L'air suivant de Faust: Salut, demeure chaste et pure, m'a au contraire beaucoup touché. C'est un beau sentiment, très vrai et très profond. Le solo qui accompagne le chant du ténor nuit peut-être plus qu'il ne sert à l'effet de l'ensemble, et je crois que Duprez avait raison quand il dit un jour, à propos d'une romance ou un instrument solo l'accompagnait ou plutôt l'importunait dans l'orchestre: «Ce diable d'instrument, avec ses traits et ses variations, me tourmente comme une mouche qui bourdonnerait autour de ma tête et voudrait toujours se poser sur mon nez.»

Ici pourtant l'instrument solo n'exécute pas précisément des traits ni des variations; il est même employé avec réserve. Quoi qu'il en soit, l'air, je le répète, est délicieux. On l'a applaudi, mais pas assez; il mérite de l'être vingt fois davantage. Je ne connais rien de plus décourageant pour les compositeurs que cette tiédeur du public français pour les beautés musicales de cette nature. Il les écoute à peine. La mélodie en est insaisissable pour lui, le mouvement est trop lent, le coloris trop doux, l'accent trop intime. Il dit: «Oui, ce n'est pas mal», approuve vaguement du geste, et n'y pense plus, autre application du mot de Shakespeare:

Caviar to the general.

J'insiste donc: le morceau est excellent et Barbot l'a très bien chanté. Tant pis pour les gens qui ne sentent pas cela.

La chanson du roi de Thulé est écrite dans un des tons du plain-chant, ce qui lui donne une tournure gothique bien motivée; mais elle est interrompue par un court récitatif, et cette interruption ne me semble pas suffisamment motivée; je voudrais entendre la jeune fille chanter tout droit sa vieille chanson.

L'observation que je relevais tout à l'heure au milieu des conversations du foyer ne me paraît pas dénuée de justesse.

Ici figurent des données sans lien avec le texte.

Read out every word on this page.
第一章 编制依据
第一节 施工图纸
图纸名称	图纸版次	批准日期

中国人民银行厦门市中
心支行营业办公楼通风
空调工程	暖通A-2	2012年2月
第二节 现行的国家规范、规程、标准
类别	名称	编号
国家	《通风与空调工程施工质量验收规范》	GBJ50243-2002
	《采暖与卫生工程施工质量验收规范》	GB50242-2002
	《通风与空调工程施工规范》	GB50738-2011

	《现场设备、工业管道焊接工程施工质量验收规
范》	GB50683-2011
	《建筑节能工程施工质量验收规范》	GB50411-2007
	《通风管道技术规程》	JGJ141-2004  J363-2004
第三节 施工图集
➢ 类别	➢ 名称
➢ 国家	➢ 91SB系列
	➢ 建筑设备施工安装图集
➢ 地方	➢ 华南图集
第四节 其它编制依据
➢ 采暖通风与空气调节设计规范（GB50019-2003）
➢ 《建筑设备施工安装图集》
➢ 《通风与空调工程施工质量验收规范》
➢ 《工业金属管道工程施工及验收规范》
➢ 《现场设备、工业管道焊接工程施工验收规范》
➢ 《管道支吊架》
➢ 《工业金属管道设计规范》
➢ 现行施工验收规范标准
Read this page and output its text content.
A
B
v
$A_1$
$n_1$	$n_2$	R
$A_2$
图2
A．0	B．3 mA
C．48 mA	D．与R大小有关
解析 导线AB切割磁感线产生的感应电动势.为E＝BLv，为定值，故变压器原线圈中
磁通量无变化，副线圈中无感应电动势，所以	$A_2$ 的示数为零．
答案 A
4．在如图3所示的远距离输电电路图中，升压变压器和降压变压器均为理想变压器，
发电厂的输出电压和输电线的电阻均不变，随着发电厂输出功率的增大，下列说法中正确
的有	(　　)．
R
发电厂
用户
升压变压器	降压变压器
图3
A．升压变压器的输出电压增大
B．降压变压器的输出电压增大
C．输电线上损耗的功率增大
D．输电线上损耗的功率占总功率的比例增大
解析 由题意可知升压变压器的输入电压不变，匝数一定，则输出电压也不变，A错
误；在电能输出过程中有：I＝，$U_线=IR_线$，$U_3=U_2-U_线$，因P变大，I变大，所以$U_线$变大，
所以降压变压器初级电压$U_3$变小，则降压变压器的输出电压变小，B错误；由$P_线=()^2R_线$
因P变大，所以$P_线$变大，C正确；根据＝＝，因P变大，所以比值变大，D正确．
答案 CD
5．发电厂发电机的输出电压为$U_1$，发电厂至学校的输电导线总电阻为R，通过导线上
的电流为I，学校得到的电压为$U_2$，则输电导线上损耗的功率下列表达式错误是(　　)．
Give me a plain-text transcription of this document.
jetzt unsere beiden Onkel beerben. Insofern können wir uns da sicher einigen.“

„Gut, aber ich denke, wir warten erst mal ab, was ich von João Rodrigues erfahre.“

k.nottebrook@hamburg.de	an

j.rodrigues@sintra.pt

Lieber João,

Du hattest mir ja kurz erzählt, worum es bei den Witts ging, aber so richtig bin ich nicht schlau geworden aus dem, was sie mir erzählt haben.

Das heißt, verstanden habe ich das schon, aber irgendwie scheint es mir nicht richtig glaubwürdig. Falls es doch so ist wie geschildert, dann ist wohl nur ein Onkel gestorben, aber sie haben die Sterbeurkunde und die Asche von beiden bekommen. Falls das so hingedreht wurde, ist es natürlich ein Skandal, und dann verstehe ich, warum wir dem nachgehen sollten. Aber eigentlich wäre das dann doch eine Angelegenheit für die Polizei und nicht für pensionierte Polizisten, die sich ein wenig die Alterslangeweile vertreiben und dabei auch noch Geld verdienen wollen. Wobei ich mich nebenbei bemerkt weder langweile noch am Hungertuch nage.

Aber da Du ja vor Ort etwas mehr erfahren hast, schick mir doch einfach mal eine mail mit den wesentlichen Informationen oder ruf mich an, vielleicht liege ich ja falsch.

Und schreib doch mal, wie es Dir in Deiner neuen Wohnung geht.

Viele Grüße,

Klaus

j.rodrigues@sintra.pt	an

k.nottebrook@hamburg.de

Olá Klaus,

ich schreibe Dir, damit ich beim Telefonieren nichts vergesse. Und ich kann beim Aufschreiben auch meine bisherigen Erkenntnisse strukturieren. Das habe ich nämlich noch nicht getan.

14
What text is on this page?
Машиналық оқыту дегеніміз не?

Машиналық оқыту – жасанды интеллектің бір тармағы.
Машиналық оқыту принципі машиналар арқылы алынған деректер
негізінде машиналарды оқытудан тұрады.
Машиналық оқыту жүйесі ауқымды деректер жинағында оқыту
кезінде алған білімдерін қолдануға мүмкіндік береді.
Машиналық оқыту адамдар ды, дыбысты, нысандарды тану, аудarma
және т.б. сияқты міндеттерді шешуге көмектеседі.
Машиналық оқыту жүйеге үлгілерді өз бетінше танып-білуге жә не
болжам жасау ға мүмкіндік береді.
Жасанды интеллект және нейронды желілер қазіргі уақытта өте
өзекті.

Marguerite chante un morceau doux et gracieux, après avoir essayé la parure qu'elle a trouvée dans un coffret, et l'on entend en même temps des coups sourds de cymbales et de grosse caisse. L'auteur a certainement eu ici une intention, mais je ne la devine pas.

Tout est bien frais, bien vrai, bien senti, dans le quatuor entre Méphisto, la vieille Marthe, Marguerite et Faust. Cette belle scène eût pu être mieux disposée pour la musique par les auteurs du libretto; telle qu'elle est, le compositeur l'a supérieurement rendue. Rien de plus doux que l'harmonie vocale, si ce n'est l'orchestration voilée qui l'accompagne. Cette charmante demi-teinte, ce clair de lune musical caressent l'auditeur, le fascinent, le charment peu à peu, et le remplissent d'une émotion qui va grandissant jusqu'à la fin.

Et cette admirable page est couronnée par un monologue de Marguerite à sa fenêtre, où la passion de la jeune fille éclate à la péroraison en des élans de cœur d'une grande éloquence. C'est là, je crois, le chef-d'œuvre de la partition.

Pourquoi, par un mécanisme placé sous les pieds de Marguerite dans l'intérieur de sa chambre, soulever peu à peu l'actrice au fur et à mesure que son chant et ses intonations s'élèvent? Le spectateur ne subit pas l'illusion; il sait bien que Marguerite n'est pas un pur esprit et qu'il ne lui est pas possible de monter ainsi graduellement dans l'espace. On a voulu faire mieux que bien: le but est dépassé, c'est absurde. Il serait sage de renoncer à cet effet d'ascension.

Dans ce morceau où d'ingénieux enlacements enharmoniques amènent de si belles modulations, le timbre du cor et des flûtes est employé avec le plus grand bonheur. Dans un passage du morceau précédent au contraire, à ces mots: Félicité du ciel l'intervention des trombones me paraît moins heureuse.